A ce moment-là, celui qui semblait être le propriétaire de ces lieux, venait d’apparaître devant nous. C’était une sorte de squelette, vêtu d’une longue robe noire ornée de motifs mystérieux, et dont les orbites brillaient d’une inquiétante lueur rouge. A ses côtés, un gobelin verdâtre, portant lunettes et tenant parchemin, disposait artistiquement les plis de sa robe violette, l’air satisfait. Il avait l’air plus éveillé que la majorité des soldats, gobelins eux aussi, qui venaient de prendre position tout autour de la salle. Nous étions cernés. Une fois de plus, cette histoire idiote nous avait embarqués dans une situation improbable.

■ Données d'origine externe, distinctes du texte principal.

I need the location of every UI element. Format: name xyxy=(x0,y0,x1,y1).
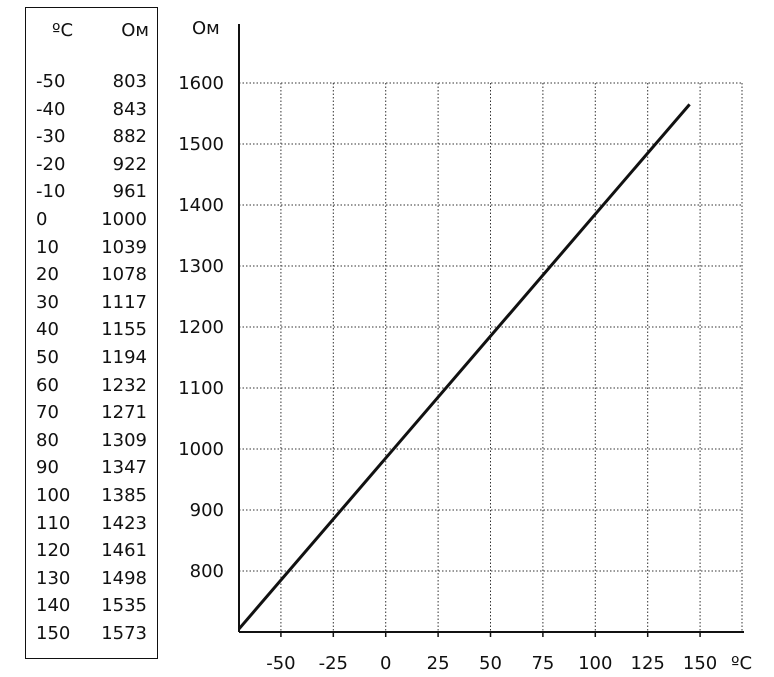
table-row: 40 1155 xyxy=(26,316,159,344)
table-row: 120 1461 xyxy=(26,537,159,565)
row-resistance: 1078 xyxy=(101,264,147,286)
row-resistance: 1000 xyxy=(101,208,147,230)
row-resistance: 1194 xyxy=(101,346,147,368)
x-tick-label: 0 xyxy=(380,653,391,674)
table-row: 150 1573 xyxy=(26,620,159,648)
y-tick-label: 1000 xyxy=(178,439,224,460)
header-temperature: ºC xyxy=(52,20,74,41)
row-temperature: 40 xyxy=(36,319,59,341)
row-resistance: 1498 xyxy=(101,567,147,589)
table-row: 100 1385 xyxy=(26,482,159,510)
axes xyxy=(238,24,744,633)
series-line xyxy=(237,103,691,630)
table-row: -50 803 xyxy=(26,68,159,96)
row-temperature: -40 xyxy=(36,98,66,120)
table-row: 140 1535 xyxy=(26,592,159,620)
grid xyxy=(239,82,743,637)
table-row: -10 961 xyxy=(26,178,159,206)
row-temperature: 140 xyxy=(36,595,71,617)
table-row: 50 1194 xyxy=(26,344,159,372)
row-temperature: 80 xyxy=(36,429,59,451)
row-temperature: 50 xyxy=(36,346,59,368)
y-tick-label: 1600 xyxy=(178,73,224,94)
table-row: 90 1347 xyxy=(26,454,159,482)
table-row: -20 922 xyxy=(26,151,159,179)
y-tick-label: 1400 xyxy=(178,195,224,216)
row-temperature: -50 xyxy=(36,71,66,92)
table-row: 110 1423 xyxy=(26,510,159,538)
row-resistance: 1232 xyxy=(101,374,147,396)
x-tick-label: 50 xyxy=(479,653,502,674)
row-resistance: 1039 xyxy=(101,236,147,258)
row-resistance: 803 xyxy=(112,71,147,92)
x-axis-label: ºC xyxy=(731,653,752,674)
row-temperature: 0 xyxy=(36,208,48,230)
row-resistance: 1117 xyxy=(101,291,147,313)
table-row: -30 882 xyxy=(26,123,159,151)
row-resistance: 1155 xyxy=(101,319,147,341)
y-tick-label: 1300 xyxy=(178,256,224,277)
row-resistance: 1271 xyxy=(101,402,147,424)
y-tick-label: 800 xyxy=(190,561,224,582)
row-resistance: 961 xyxy=(112,181,147,203)
x-tick-label: 125 xyxy=(631,653,665,674)
row-resistance: 1309 xyxy=(101,429,147,451)
row-temperature: 60 xyxy=(36,374,59,396)
x-tick-labels: -50 -25 0 25 50 75 100 125 150 xyxy=(266,653,717,674)
row-temperature: 150 xyxy=(36,622,71,644)
header-resistance: Ом xyxy=(121,20,149,41)
x-tick-label: -25 xyxy=(319,653,348,674)
row-temperature: 100 xyxy=(36,484,71,506)
table-row: 130 1498 xyxy=(26,565,159,593)
row-temperature: 70 xyxy=(36,402,59,424)
row-resistance: 1573 xyxy=(101,622,147,644)
table-row: 60 1232 xyxy=(26,372,159,400)
row-resistance: 1385 xyxy=(101,484,147,506)
row-resistance: 922 xyxy=(112,153,147,175)
table-row: 0 1000 xyxy=(26,206,159,234)
table-row: 80 1309 xyxy=(26,427,159,455)
row-temperature: 20 xyxy=(36,264,59,286)
x-tick-label: 75 xyxy=(531,653,554,674)
row-temperature: 90 xyxy=(36,457,59,479)
table-row: -40 843 xyxy=(26,96,159,124)
y-axis-label: Ом xyxy=(192,18,220,39)
y-tick-labels: 800 900 1000 1100 1200 1300 1400 1500 1600 xyxy=(178,73,224,582)
x-tick-label: 150 xyxy=(683,653,717,674)
row-temperature: -30 xyxy=(36,126,66,148)
y-tick-label: 1100 xyxy=(178,378,224,399)
row-resistance: 1347 xyxy=(101,457,147,479)
row-resistance: 843 xyxy=(112,98,147,120)
row-temperature: 10 xyxy=(36,236,59,258)
row-temperature: 30 xyxy=(36,291,59,313)
y-tick-label: 1500 xyxy=(178,134,224,155)
table-row: 10 1039 xyxy=(26,234,159,262)
x-tick-label: -50 xyxy=(266,653,295,674)
row-resistance: 1461 xyxy=(101,540,147,562)
y-tick-label: 900 xyxy=(190,500,224,521)
row-temperature: 120 xyxy=(36,540,71,562)
row-temperature: 130 xyxy=(36,567,71,589)
table-rows: -50 803 -40 843 -30 882 -20 922 -10 961 0 1000 10 103… xyxy=(26,68,159,647)
row-temperature: -10 xyxy=(36,181,66,203)
x-tick-label: 100 xyxy=(578,653,612,674)
row-temperature: 110 xyxy=(36,512,71,534)
row-resistance: 1423 xyxy=(101,512,147,534)
series xyxy=(237,103,691,630)
row-resistance: 1535 xyxy=(101,595,147,617)
x-tick-label: 25 xyxy=(427,653,450,674)
table-row: 30 1117 xyxy=(26,289,159,317)
y-tick-label: 1200 xyxy=(178,317,224,338)
row-temperature: -20 xyxy=(36,153,66,175)
resistance-table: ºC Ом -50 803 -40 843 -30 882 -20 922 -10 961 0 100… xyxy=(25,7,158,659)
row-resistance: 882 xyxy=(112,126,147,148)
table-header: ºC Ом xyxy=(26,20,159,44)
table-row: 20 1078 xyxy=(26,261,159,289)
table-row: 70 1271 xyxy=(26,399,159,427)
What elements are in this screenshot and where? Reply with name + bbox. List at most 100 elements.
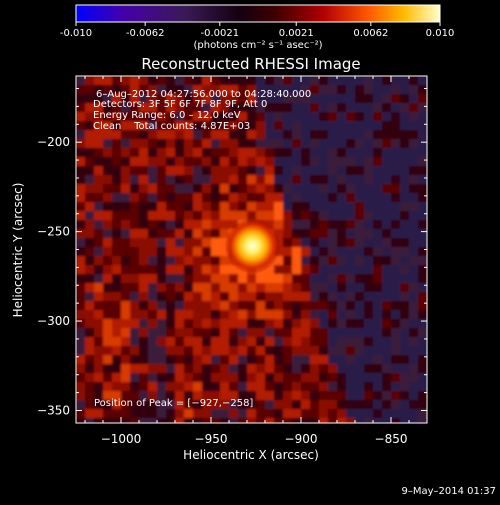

Je jetai un coup d’œil vers le gnome, qui ne put s’empêcher de proférer une énième sottise :

« Oooh, cher monsieur, quel goût ! Votre teint tout vert sied à merveille à votre tenue ! Si je puis me permettre, vous devriez faire comme mon arrière-cousin, ce cher Abdenago, qui avait trouvé une manière de teindre… »

Il se tut en remarquant soudain que les yeux de l’ensemble des membres du groupe, à l’exception notable de Navet, étaient tournés vers lui d’un air mauvais. Notre « hôte », à ce spectacle, eut l’air de s’amuser grandement. Il sourit en un grand rictus un brin moqueur, en tendant un métacarpe vers la table servie :

« Bienfenue à vous, ô noples affenturiers. Fous s’arriffez chuste à l’heure pour le thé. Brenez blace, che fous prie ! »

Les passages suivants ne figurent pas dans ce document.